The paradigm shifting rapidly hhowever. And in our service, I predict as video laryngoscopy is rolled out at the end of the summer, the standard will change to "two attempts with VL, if unsuccessful move to a supraglottic airway." End of story.
 
"two attempts with VL, if unsuccessful move to a supraglottic airway." End of story.

That would be an unfortunate protocol. I only say this because I'm generally against any protocol that requires a strict approach to a dynamic situation. VL is great in patients for whom VL is great. But don't underestimate good ole fashioned DL. Visualization is easier with VL in general, but placement can be trickier that with a direct line of sight afforded by DL.

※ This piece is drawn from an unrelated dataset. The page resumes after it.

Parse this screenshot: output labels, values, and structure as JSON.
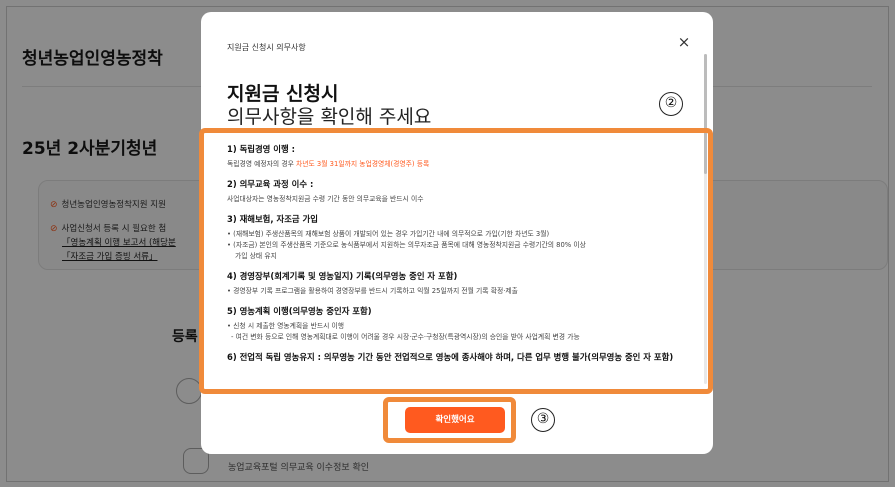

To speak to the initial post, the case is interesting and highlights that assessments are never 100% - a fact that increases with the stress of a situation. However, they are still very valid, even if they only serve to get people to pause and actually consider their approach and back up plans rather than just grab a laryngoscope and tube and go for it (which is common...)
 
I predict as video laryngoscopy is rolled out at the end of the summer, the standard will change to "two attempts with VL, if unsuccessful move to a supraglottic airway." End of story.

Honestly, I think that'd be a good guideline. Not perfect, but good.

I really think we should view SGA's as appropriate management in many more cases than we traditionally have.